El liderazgo de Bernardo era tan amplio que resultaba difícil establecer exactamente por cuál de todos sus trabajos lo estaban amenazando. Además de su rol en Afrodes, fue miembro de la Mesa Nacional y Departamental de Víctimas y, desde que las amenazas lo forzaron a dejar de asistir a ciertos encuentros, ejerció el papel de líder comunitario, intentando robarles jóvenes a las bandas de microtráfico de Malambo y denunciando con nombre propio a quienes identificaba como responsables.

A pesar de pedir en múltiples ocasiones la ayuda de la Unidad Nacional de Protección (UNP), lo único que obtuvo fue un chaleco antibalas, un teléfono celular y un auxilio económico para reubicarse en 2013. La ayuda se extendió hasta agosto de 2016, cuando la UNP consideró que el riesgo que enfrentaba era ‘ordinario’ y correspondía a roces personales y vecinales de su barrio. Dos meses antes de que le quitaran la protección un sicario había disparado contra su casa. Teresa estuvo a su lado en todos estos episodios.

Por eso la memoria de Bernardo está constantemente presente en su vida, aunque no siempre de la forma más amable. Hace dos meses, después de que varios hombres sospechosos preguntaran por ella en su barrio, la UNP le asignó la protección que por tanto tiempo había pedido Bernardo: una camioneta y dos escoltas. “Yo trabajaba en un taller de modistería y cuando la jefe vio a mis escoltas, me pidió no volver para evitarles riesgos a su papá y a los demás empleados. Hoy tengo la protección que él debió tener, me muevo en camioneta a todas partes, pero sin trabajo ando pelada”, comenta con resignación.

Marino Córdoba también extraña a Bernardo, a su clarividencia a la hora de hablar de los derechos de las víctimas y a su buen semblante para explicarles a las comunidades en las regiones a lo que tenían derecho por haber vivido años de marginación: “El papel de Bernardo era de maestro. Era el mejor líder de víctimas que tenía Colombia”.
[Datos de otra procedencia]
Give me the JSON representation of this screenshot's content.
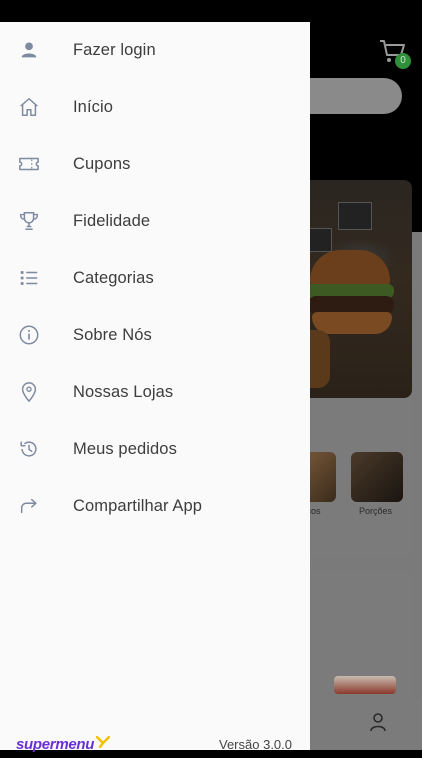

Gracias al testimonio de Teresa y de su hermano, quienes estaban presentes en la casa el día del asesinato, la Policía logró capturar a Víctor Carlos Meriño, alias el Chapi, quien hoy está procesado como presunto homicida. Lo acusan, además, de formar parte de la banda Los Papalópez, que se encargaría de controlar el microtráfico de drogas en la zona sur de Barranquilla.

Uno de los abogados que lleva el caso del lado de la familia de Bernardo Cuero, José Humberto Torres, cuenta que desde que Meriño fue detenido, el 17 de junio de 2017, han transcurrido seis audiencias. La próxima será en marzo de 2019 y solo hasta entonces podrán tener pistas sobre cuándo será el juicio.

Teresa está convencida de que el detenido es culpable, aunque durante todo el proceso él se haya declarado inocente. “Podrán pasar años y podrá pintarse el pelo de colores: nunca me olvidaré de su cara. Sin embargo, lo que quiero es justicia y la justicia vendrá cuando, más allá del hombre que disparó, podamos saber quién dio la orden de matarlo. Necesitamos saberlo. Lo necesitamos de verdad”.